A review by jennyshank
The Financial Lives of the Poets by Jess Walter

4.0

http://www.newwest.net/topic/article/laughing_on_the_way_to_bankruptcy_jess_walters_financial_lives_of_the_poets/C39/L39/

Laughing on the Way to Bankruptcy: Jess Walter’s “Financial Lives of the Poets”
A laid-off newspaper reporter turns to dealing pot in Jess Walter's new novel.

By Jenny Shank, 10-05-09

The Financial Lives of the Poets
by Jess Walter
Harper, 290 pages, $25.99

In his hilarious and timely new novel, Spokane’s Jess Walter explores the maxim that there’s nothing more dangerous than an unemployed man, even though the primary person in danger may be the man himself, as is the case with protagonist Matt Prior. Several years before The Financial Lives of the Poets begins, Matt was a business reporter for a daily newspaper and he decided to pursue his ill-conceived dream: starting a website that reports business news in poetry form. When Poetfolio.com tanked before it was even launched, something that everyone but Matt could see coming, Matt scurried back to his newspaper job. But because he’d left, he lost his seniority at the paper, and was one of the first to be laid off when the paper downsized.
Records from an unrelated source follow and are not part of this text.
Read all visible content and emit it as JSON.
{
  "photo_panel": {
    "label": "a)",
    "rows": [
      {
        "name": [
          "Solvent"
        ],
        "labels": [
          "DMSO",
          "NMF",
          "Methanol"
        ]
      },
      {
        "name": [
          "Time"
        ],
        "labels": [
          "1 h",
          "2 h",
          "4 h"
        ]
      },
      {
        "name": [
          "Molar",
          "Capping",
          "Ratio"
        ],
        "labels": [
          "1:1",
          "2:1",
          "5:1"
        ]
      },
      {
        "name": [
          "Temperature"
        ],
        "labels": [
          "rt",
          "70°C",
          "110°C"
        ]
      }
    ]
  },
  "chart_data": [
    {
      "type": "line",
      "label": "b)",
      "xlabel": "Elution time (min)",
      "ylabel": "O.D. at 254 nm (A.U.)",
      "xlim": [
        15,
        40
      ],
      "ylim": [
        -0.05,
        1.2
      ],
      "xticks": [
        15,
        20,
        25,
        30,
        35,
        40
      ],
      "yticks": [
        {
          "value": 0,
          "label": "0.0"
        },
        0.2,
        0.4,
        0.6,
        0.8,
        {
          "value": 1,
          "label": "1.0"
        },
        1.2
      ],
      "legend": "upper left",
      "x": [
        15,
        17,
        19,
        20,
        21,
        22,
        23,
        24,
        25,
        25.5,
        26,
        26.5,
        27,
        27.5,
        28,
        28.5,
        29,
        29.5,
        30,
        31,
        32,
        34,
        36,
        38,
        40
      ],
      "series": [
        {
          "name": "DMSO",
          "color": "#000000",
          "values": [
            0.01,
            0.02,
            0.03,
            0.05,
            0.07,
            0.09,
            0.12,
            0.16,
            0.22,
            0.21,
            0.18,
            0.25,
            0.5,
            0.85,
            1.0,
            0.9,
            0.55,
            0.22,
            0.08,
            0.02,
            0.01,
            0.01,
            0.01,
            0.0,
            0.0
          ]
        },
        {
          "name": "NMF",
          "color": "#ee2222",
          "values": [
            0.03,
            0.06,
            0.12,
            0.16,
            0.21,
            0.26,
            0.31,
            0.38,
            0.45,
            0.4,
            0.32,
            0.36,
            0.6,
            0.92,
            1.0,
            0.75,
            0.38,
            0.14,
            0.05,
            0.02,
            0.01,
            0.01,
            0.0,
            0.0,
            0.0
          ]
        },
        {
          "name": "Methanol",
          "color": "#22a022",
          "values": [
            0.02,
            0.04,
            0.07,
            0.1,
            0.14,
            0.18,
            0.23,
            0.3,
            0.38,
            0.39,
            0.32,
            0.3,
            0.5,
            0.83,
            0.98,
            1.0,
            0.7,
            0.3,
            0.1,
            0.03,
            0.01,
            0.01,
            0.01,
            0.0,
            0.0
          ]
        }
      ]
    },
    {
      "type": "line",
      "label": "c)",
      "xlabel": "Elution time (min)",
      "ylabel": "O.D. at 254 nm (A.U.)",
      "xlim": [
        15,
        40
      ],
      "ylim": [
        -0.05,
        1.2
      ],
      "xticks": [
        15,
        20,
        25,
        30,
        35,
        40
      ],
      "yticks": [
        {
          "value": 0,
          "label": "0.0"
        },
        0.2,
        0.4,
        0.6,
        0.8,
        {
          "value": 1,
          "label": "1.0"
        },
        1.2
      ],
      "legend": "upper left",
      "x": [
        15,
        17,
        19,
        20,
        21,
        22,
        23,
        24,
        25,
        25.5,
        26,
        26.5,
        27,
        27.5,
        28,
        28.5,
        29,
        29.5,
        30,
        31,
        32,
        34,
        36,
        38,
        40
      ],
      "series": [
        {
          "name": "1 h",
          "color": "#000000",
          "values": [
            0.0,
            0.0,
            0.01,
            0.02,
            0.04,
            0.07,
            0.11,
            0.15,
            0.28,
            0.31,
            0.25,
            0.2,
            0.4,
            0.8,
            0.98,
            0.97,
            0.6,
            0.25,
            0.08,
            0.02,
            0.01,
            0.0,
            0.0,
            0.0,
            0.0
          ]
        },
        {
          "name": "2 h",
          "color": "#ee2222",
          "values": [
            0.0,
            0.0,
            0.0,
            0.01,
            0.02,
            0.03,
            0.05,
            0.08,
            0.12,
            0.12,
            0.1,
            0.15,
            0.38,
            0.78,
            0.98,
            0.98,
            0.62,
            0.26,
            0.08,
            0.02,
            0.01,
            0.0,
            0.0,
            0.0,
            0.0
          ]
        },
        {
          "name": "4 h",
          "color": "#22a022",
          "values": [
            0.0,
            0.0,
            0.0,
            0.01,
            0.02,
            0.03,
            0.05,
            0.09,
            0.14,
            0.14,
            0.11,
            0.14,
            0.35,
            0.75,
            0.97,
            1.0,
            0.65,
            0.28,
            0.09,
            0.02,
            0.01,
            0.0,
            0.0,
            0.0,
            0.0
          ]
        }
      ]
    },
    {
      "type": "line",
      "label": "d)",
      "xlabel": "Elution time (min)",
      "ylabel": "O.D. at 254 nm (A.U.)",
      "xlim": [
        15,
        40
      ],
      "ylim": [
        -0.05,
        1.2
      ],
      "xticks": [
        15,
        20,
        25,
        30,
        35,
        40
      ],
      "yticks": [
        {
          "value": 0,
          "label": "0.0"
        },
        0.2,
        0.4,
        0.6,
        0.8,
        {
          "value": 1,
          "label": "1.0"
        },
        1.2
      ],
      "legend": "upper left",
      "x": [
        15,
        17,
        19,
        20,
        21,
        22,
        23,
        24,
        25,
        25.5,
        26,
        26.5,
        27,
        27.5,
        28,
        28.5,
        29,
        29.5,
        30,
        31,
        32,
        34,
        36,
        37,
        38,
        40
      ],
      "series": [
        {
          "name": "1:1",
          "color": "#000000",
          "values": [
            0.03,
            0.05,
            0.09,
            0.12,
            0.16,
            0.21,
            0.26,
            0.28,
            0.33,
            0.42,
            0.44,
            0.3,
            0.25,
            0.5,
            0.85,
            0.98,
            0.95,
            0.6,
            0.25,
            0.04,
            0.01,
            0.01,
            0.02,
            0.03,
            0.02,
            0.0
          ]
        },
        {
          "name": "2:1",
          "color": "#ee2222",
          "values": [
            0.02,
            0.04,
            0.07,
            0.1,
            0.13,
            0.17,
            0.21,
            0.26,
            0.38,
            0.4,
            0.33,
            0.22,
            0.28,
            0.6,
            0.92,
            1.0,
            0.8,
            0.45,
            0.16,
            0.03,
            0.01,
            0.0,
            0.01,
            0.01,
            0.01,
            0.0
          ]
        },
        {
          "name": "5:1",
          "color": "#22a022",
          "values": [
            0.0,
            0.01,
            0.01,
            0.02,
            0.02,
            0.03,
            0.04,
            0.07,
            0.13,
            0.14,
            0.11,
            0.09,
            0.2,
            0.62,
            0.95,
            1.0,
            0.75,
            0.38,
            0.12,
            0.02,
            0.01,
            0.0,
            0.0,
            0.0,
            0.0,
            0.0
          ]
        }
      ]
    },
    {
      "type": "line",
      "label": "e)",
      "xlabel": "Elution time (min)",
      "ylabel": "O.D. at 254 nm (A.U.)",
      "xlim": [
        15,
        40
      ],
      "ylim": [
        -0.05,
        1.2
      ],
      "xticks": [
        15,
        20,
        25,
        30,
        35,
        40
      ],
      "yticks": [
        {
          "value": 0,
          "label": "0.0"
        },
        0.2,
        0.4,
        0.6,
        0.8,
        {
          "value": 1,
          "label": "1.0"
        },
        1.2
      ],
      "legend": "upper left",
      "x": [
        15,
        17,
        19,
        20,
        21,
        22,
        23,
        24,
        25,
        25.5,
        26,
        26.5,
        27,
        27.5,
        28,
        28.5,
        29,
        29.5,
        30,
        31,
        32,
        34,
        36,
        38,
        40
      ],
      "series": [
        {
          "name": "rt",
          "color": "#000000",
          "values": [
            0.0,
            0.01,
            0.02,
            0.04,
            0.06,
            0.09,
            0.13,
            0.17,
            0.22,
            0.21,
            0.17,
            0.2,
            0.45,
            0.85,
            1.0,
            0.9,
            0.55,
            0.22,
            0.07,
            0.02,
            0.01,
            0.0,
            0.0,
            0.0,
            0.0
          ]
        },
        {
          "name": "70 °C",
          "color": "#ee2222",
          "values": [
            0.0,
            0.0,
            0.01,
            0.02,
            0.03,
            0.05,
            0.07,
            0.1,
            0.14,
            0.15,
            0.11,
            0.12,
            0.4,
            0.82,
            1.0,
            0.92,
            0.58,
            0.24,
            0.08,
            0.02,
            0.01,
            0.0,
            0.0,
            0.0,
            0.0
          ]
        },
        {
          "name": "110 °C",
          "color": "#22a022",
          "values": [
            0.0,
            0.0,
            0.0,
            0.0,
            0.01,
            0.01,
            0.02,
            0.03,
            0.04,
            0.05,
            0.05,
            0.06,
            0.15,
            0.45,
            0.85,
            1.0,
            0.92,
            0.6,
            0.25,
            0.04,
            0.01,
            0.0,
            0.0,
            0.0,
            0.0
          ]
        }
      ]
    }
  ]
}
Matt couldn’t afford to lose his job: he’s got an enormous mortgage on a big house, a car payment, a garage full of supposedly collectible crap that his wife purchased in a compulsive shopping binge on eBay, and two non-Catholic young sons who attend Catholic school because the neighborhood public school reminds Matt of Sing-Sing. One evening when Matt has just received a letter from the mortgage company threatening foreclosure in a week, he is becoming increasingly suspicious of his wife’s Facebook conversations with her old high school boyfriend, and his unemployment benefits are about to run out, Matt heads to a 7-Eleven to buy some milk. “Two tattooed white kids in silk sweat suits step to the line behind me and I tense a little, double-pat my wallet,” Walter writes. As Matt walks outside, one of the guys offers him “a hit on a glass blunt.”

Matt refuses at first, but because his resistance is worn down, he agrees when the young men, Skeet and Jamie, ask for a ride to a party. Awash in nostalgia for his college days, Matt eventually samples the weed, which is considerably more potent than what he remembers. Jamie explains its origins in this way: “In this lab in British Columbia? This Nobel Prize dude? He Frankensteined that shit? It’s knock-off, but shit’s still pretty good. They can do whatever they want to it, you know? Make it do a thousand different things to your mind, yo.”

After a long night in the stoners’ company, Matt visits his financial planner who tells him, “unless you’re about to inherit some money, what we’re talking about here is irreversible, fatal. You have fiscal Ebola, Matt.” Matt comes up with the solution to all his problems: he drains his depleted bank account sets himself up as a pot dealer to stressed-out professionals like himself. As the reader guesses, things go downhill from there. Part of the fun of The Financial Lives of the Poets is seeing just how big of a mess Walter can embroil Matt in, and finding out how he’ll get out of it.

Walter’s last novel, 2006’s The Zero, based on his experience ghostwriting a memoir for New York City Police Commissioner Bernard Kerik in the days immediately following the 9-11 attack, was a finalist for the National Book Award. The Financial Lives of the Poets is equally satisfying, but in a different way. Filled with hilarious dialogue and situations, Matt’s loopy internal monologues, and lots of poetry that is pretty bad (as Matt readily admits), The Financial Lives of the Poets sometimes seems like it might spin off into nothing more than a comic farce. But then Walter grounds the story with moments of genuine feeling, such as his portrayal of Matt’s relationship with his live-in senile father, his touching descriptions of the children, or Matt’s desperate love for his straying wife. One of Matt’s stronger poems, “Dry Falls,” describes the place where his dad lived in rural Oregon before his dementia set in. It begins:

Dad’s land is scabbed and pocked
river channels that forgot not to die
couleed ditches and hard veined cracks
of channeled dust in his razored cheeks.

Walter’s portrait of a dying newspaper and the shell-shocked demeanor of the journalists still hanging on there is funny, bitter, and accurate, speaking from the perspective of someone who had a decent view of the demise of the Rocky Mountain News. The Financial Lives of the Poets paints a picture of the farcical existence many Americans had been living, using credit to spend cash like it was Monopoly money. And although this message could come off as a repetitive lecture in another writer’s hands, reading it through Jess Walter’s buoyant voice is a fresh pleasure.